Старик с удовлетворением посмотрел ему вслед.
— Дошло все же до служивого. Выходит, не конченый человек. Сходи, доктор, прибыли…
Поповьянц выскочил из брички, помог слезть Саре и, пожимая руку старику, взволнованно сказал:
— Спасибо, дорогой товарищ! И сын твой молодец. Спасли вы нас.
— Не благодари, доктор. Ты мне сына вернул. Мы, простые люди, добра не забываем. — Старик тронул лошадь. — Прощевайте, люди хорошие. Дай вам Бог удачи!
Повозка давно скрылась за поворотом, а Рафаэль и Сара, все еще не веря чуду своего спасения, крепко обнявшись, стояли на месте. Из оцепенения их вывел послышавшийся издали цокот копыт. Они шарахнулись и затаились в глубокой воронке. Всадники промчались мимо. Просидев в яме дотемна, окончательно замерзшие, они бегом двинулись к Кулакову.
— Может, заглянем домой? — спросила Сара. — Потеплее бы одеться да еду захватить. Ведь уходим в неизвестность…
— Не стоит рисковать. Только Гришмановского следует известить.
Постучавшись в крайнюю хату, Поповьянц попросил хозяина сходить за моряком и передать, пусть придет за околицу.
Гришмановский явился тотчас. Он обнял верного товарища и обрадованно воскликнул:
— Жив! Оба живы! Впрочем, я и не сомневался, что вас выручат.
— Кто?
— Вы разве не встретились? Я ведь по вашим следам Занозу послал с двумя хлопцами. Сказал, делайте что угодно, ребята, но без врача и фельдшера не возвращайтесь…
— Теперь догадываюсь, — отозвался Поповьянц, вспомнив всадников на дороге. — Мы-то их видели, да себя не обнаружили.
— Значит, расстаемся, — даже не спросил, а грустно констатировал Гришмановский.
— Если надо остаться…
— Ни в коем случае. Ни тебе, ни твоей красавице жене оставаться тут больше нельзя. Да и нужды особой нет. Вот возьми, — протянул он листок бумаги, — справку приготовил, пригодится.
— Что в ней?
— Справка как справка — так, мол, и так, работали такие-то в госпитале на территории, занятой врагом, где лечилось около двух тысяч раненых и больных.

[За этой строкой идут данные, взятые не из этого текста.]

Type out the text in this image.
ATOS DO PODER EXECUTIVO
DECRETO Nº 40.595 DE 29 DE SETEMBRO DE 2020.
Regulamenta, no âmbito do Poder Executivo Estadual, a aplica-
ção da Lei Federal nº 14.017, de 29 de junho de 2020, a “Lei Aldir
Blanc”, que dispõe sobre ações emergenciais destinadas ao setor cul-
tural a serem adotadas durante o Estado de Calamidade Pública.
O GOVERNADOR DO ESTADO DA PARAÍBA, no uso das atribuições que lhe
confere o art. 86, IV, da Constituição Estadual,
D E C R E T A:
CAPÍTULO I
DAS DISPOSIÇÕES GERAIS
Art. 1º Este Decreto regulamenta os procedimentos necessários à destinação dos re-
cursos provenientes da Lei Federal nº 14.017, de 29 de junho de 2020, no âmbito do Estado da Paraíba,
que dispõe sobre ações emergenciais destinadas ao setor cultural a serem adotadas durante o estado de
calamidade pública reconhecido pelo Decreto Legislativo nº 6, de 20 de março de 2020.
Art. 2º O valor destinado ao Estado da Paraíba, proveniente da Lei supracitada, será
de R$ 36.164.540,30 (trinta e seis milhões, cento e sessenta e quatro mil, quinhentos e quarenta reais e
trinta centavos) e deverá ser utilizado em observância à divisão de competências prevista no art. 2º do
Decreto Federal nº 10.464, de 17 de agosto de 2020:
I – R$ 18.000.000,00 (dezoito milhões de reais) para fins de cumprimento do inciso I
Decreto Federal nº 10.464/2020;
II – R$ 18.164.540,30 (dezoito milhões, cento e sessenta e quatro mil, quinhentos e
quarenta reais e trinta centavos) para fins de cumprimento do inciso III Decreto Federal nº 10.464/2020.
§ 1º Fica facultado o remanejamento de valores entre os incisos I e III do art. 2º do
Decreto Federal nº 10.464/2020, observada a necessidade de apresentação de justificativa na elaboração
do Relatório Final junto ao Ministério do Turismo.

— Неужто через наши руки прошло столько людей? — усомнился Поповьянц.
— Думаешь, преувеличиваю? Нисколько. Я ведь учет вел. Архив в тайнике держу… Если суммировать четыреста восемьдесят семь стационарных раненых и проходивших через село окруженцев, беженцев, местных — всех, кому оказывалась медицинская помощь, — еще больше наберется. Ну, будь! Береги Лиду!
Трое за околицей молча обнялись и расстались. Расстались, чтобы уже больше никогда не встретиться…
В полночь, обойдя село задами, Рафаэль и Сара выбрались в поле. Низко над деревьями висела луна, окруженная белым ореолом. В ее мерцающем свете отчетливо просматривалась посеребренная дорога. Двумя черными колеями она, змеясь, уходила по снежной белизне прямо к лесу.
На опушке оба остановились, обернувшись, долго смотрели на село, где прошло два с лишним месяца нелегкой жизни. В ней, в этой жизни, были страдания и горе, в ней были свои радости, маленькие и большие профессиональные победы; был труд, каждодневный, изнуряющий. И была любовь, вспыхнувшая, как пламя, и давшая двоим молодым людям возможность полнее ощутить смысл жизни… Однако впереди их ждала неизвестность — полная опасности и тревог зима первого военного года.
— До свидания, Кучаково, — прошептала Сара. — Когда-нибудь мы вернемся сюда. Если будем, конечно, живы!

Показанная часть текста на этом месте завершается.